The UK government wants to centralise much of its web hosting onto infrastructure built by managed services firm Loudcloud.
Last November, the government outsourced operation of the ukonline.gov.uk portal to Loudcloud, and development of the new infrastructure is now complete.
The portal gets around one million hits per week.
Alan Mather, chief executive of the e-delivery team at the Office of the e-Envoy (OeE), said it would be cheaper and more efficient for more departments to use the same system.
"There are big economies in security and scalability; how many firewalls does the government need, is the question to ask. We are talking to the departments but they are all at different points in the [procurement] cycle and we need to come in at the right point."
There are hundreds of different government websites, and departments can make their own decision about how they are built and managed.
Mather said that not all websites will be migrated to a single infrastructure. "There won't be a single government front-end. There's a finite number of departments we can migrate and sometimes it will be more expensive to move them than to leave it where it is.
"Departments have the final decision. We aren't pushing them in one direction - we are making them an offer."
Loudcloud chairman Marc Andreessen said the government is facing the same problem as many large businesses: "There are lots of big companies with hundreds of different internet installations and every large company is looking to consolidate them. A lot of work will go into consolidation and we see this as a large opportunity."
The OeE is planning to launch an interactive digital television version of the ukonline.gov.uk portal this year. It is soon to start a trial of the technology.

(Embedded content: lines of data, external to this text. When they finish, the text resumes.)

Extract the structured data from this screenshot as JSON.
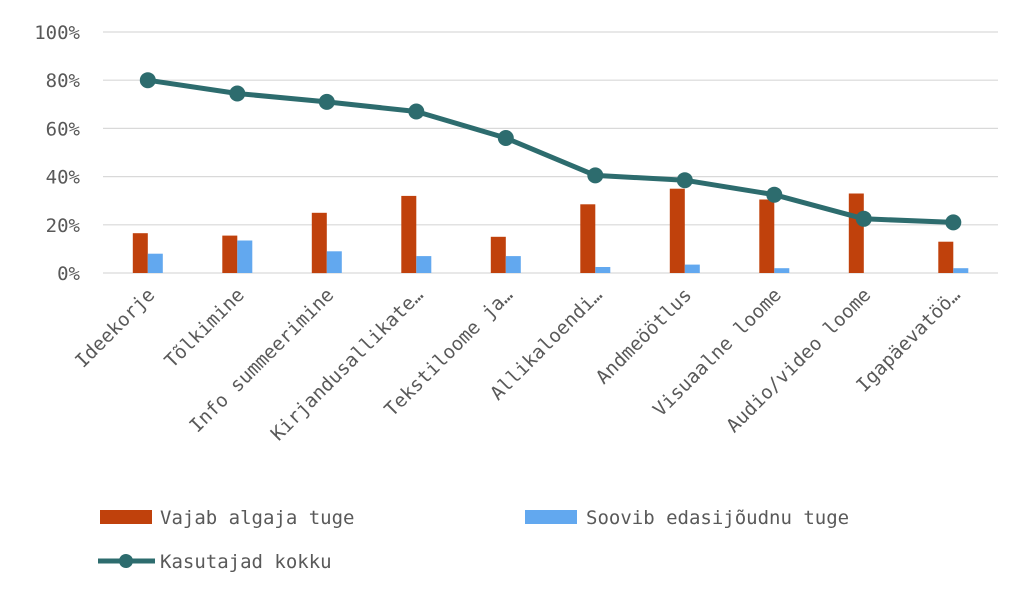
{
  "chart_data": {
    "type": "bar",
    "categories": [
      "Ideekorje",
      "Tõlkimine",
      "Info summeerimine",
      "Kirjandusallikate…",
      "Tekstiloome ja…",
      "Allikaloendi…",
      "Andmeöötlus",
      "Visuaalne loome",
      "Audio/video loome",
      "Igapäevatöö…"
    ],
    "series": [
      {
        "name": "Vajab algaja tuge",
        "kind": "bar",
        "color": "#c0410c",
        "values": [
          16.5,
          15.5,
          25,
          32,
          15,
          28.5,
          35,
          30.5,
          33,
          13
        ]
      },
      {
        "name": "Soovib edasijõudnu tuge",
        "kind": "bar",
        "color": "#62a8ef",
        "values": [
          8,
          13.5,
          9,
          7,
          7,
          2.5,
          3.5,
          2,
          0,
          2
        ]
      },
      {
        "name": "Kasutajad kokku",
        "kind": "line",
        "color": "#2d6c6e",
        "values": [
          80,
          74.5,
          71,
          67,
          56,
          40.5,
          38.5,
          32.5,
          22.5,
          21
        ]
      }
    ],
    "y_ticks": [
      "0%",
      "20%",
      "40%",
      "60%",
      "80%",
      "100%"
    ],
    "ylim": [
      0,
      100
    ],
    "grid": true,
    "legend": "bottom"
  }
}
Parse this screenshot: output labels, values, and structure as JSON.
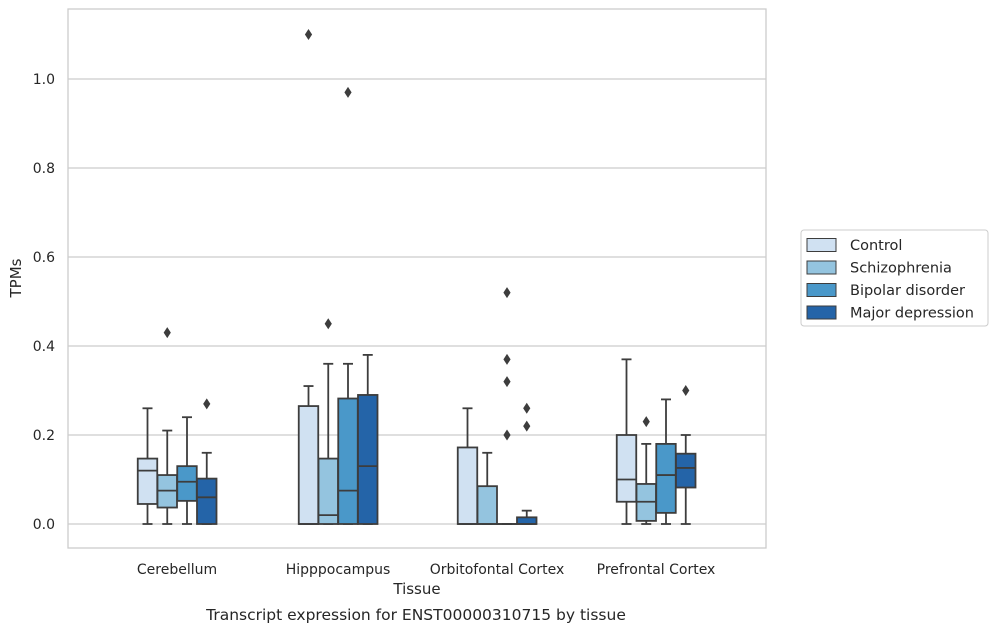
{
  "caption": "Transcript expression for ENST00000310715 by tissue",
  "chart_data": {
    "type": "box",
    "xlabel": "Tissue",
    "ylabel": "TPMs",
    "ylim": [
      -0.05,
      1.16
    ],
    "yticks": [
      0.0,
      0.2,
      0.4,
      0.6,
      0.8,
      1.0
    ],
    "ytick_labels": [
      "0.0",
      "0.2",
      "0.4",
      "0.6",
      "0.8",
      "1.0"
    ],
    "grid": true,
    "legend_position": "right",
    "categories": [
      "Cerebellum",
      "Hipppocampus",
      "Orbitofontal Cortex",
      "Prefrontal Cortex"
    ],
    "series": [
      {
        "name": "Control",
        "color": "#d0e1f2",
        "boxes": [
          {
            "whislo": 0.0,
            "q1": 0.045,
            "med": 0.12,
            "q3": 0.147,
            "whishi": 0.26,
            "fliers": []
          },
          {
            "whislo": 0.0,
            "q1": 0.0,
            "med": 0.0,
            "q3": 0.265,
            "whishi": 0.31,
            "fliers": [
              1.1
            ]
          },
          {
            "whislo": 0.0,
            "q1": 0.0,
            "med": 0.0,
            "q3": 0.172,
            "whishi": 0.26,
            "fliers": []
          },
          {
            "whislo": 0.0,
            "q1": 0.05,
            "med": 0.1,
            "q3": 0.2,
            "whishi": 0.37,
            "fliers": []
          }
        ]
      },
      {
        "name": "Schizophrenia",
        "color": "#94c4df",
        "boxes": [
          {
            "whislo": 0.0,
            "q1": 0.037,
            "med": 0.075,
            "q3": 0.11,
            "whishi": 0.21,
            "fliers": [
              0.43
            ]
          },
          {
            "whislo": 0.0,
            "q1": 0.0,
            "med": 0.02,
            "q3": 0.147,
            "whishi": 0.36,
            "fliers": [
              0.45
            ]
          },
          {
            "whislo": 0.0,
            "q1": 0.0,
            "med": 0.0,
            "q3": 0.085,
            "whishi": 0.16,
            "fliers": []
          },
          {
            "whislo": 0.0,
            "q1": 0.007,
            "med": 0.05,
            "q3": 0.09,
            "whishi": 0.18,
            "fliers": [
              0.23
            ]
          }
        ]
      },
      {
        "name": "Bipolar disorder",
        "color": "#4a98c9",
        "boxes": [
          {
            "whislo": 0.0,
            "q1": 0.052,
            "med": 0.095,
            "q3": 0.13,
            "whishi": 0.24,
            "fliers": []
          },
          {
            "whislo": 0.0,
            "q1": 0.0,
            "med": 0.075,
            "q3": 0.282,
            "whishi": 0.36,
            "fliers": [
              0.97
            ]
          },
          {
            "whislo": 0.0,
            "q1": 0.0,
            "med": 0.0,
            "q3": 0.0,
            "whishi": 0.0,
            "fliers": [
              0.37,
              0.32,
              0.52,
              0.2
            ]
          },
          {
            "whislo": 0.0,
            "q1": 0.025,
            "med": 0.11,
            "q3": 0.18,
            "whishi": 0.28,
            "fliers": []
          }
        ]
      },
      {
        "name": "Major depression",
        "color": "#2464a8",
        "boxes": [
          {
            "whislo": 0.0,
            "q1": 0.0,
            "med": 0.06,
            "q3": 0.102,
            "whishi": 0.16,
            "fliers": [
              0.27
            ]
          },
          {
            "whislo": 0.0,
            "q1": 0.0,
            "med": 0.13,
            "q3": 0.29,
            "whishi": 0.38,
            "fliers": []
          },
          {
            "whislo": 0.0,
            "q1": 0.0,
            "med": 0.0,
            "q3": 0.015,
            "whishi": 0.03,
            "fliers": [
              0.26,
              0.22
            ]
          },
          {
            "whislo": 0.0,
            "q1": 0.082,
            "med": 0.126,
            "q3": 0.158,
            "whishi": 0.2,
            "fliers": [
              0.3
            ]
          }
        ]
      }
    ]
  }
}
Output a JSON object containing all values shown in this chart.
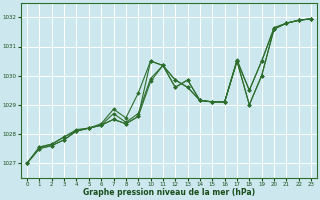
{
  "background_color": "#cce8ee",
  "grid_color": "#ffffff",
  "line_color": "#2d6e2d",
  "text_color": "#1a4d1a",
  "xlabel": "Graphe pression niveau de la mer (hPa)",
  "ylim": [
    1026.5,
    1032.5
  ],
  "xlim": [
    -0.5,
    23.5
  ],
  "yticks": [
    1027,
    1028,
    1029,
    1030,
    1031,
    1032
  ],
  "xticks": [
    0,
    1,
    2,
    3,
    4,
    5,
    6,
    7,
    8,
    9,
    10,
    11,
    12,
    13,
    14,
    15,
    16,
    17,
    18,
    19,
    20,
    21,
    22,
    23
  ],
  "series": [
    [
      1027.0,
      1027.5,
      1027.6,
      1027.8,
      1028.1,
      1028.2,
      1028.3,
      1028.5,
      1028.35,
      1028.6,
      1030.5,
      1030.35,
      1029.85,
      1029.6,
      1029.15,
      1029.1,
      1029.1,
      1030.5,
      1029.0,
      1030.0,
      1031.6,
      1031.8,
      1031.9,
      1031.95
    ],
    [
      1027.0,
      1027.55,
      1027.65,
      1027.9,
      1028.1,
      1028.2,
      1028.3,
      1028.7,
      1028.4,
      1028.7,
      1029.9,
      1030.35,
      1029.6,
      1029.85,
      1029.15,
      1029.1,
      1029.1,
      1030.5,
      1029.5,
      1030.5,
      1031.6,
      1031.8,
      1031.9,
      1031.95
    ],
    [
      1027.0,
      1027.55,
      1027.65,
      1027.9,
      1028.15,
      1028.2,
      1028.35,
      1028.85,
      1028.55,
      1029.4,
      1030.5,
      1030.35,
      1029.85,
      1029.6,
      1029.15,
      1029.1,
      1029.1,
      1030.55,
      1029.5,
      1030.5,
      1031.65,
      1031.8,
      1031.9,
      1031.95
    ],
    [
      1027.0,
      1027.5,
      1027.6,
      1027.8,
      1028.1,
      1028.2,
      1028.3,
      1028.5,
      1028.35,
      1028.6,
      1029.8,
      1030.35,
      1029.6,
      1029.85,
      1029.15,
      1029.1,
      1029.1,
      1030.5,
      1029.0,
      1030.0,
      1031.6,
      1031.8,
      1031.9,
      1031.95
    ]
  ],
  "xtick_labels": [
    "0",
    "1",
    "2",
    "3",
    "4",
    "5",
    "6",
    "7",
    "8",
    "9",
    "10",
    "11",
    "12",
    "13",
    "14",
    "15",
    "16",
    "17",
    "18",
    "19",
    "20",
    "21",
    "22",
    "23"
  ]
}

"It is pretty complex and we have to sort the technical issues to make sure it is presentable in the same way across the different platforms. There will be a single content engine that will deliver content to each device," said Mather.
Mather said future developments include building relationships with third parties who can deliver government services - such as car insurers who could also provide tax discs - and making the portal more proactive, for example warning users that they could apply for additional benefits.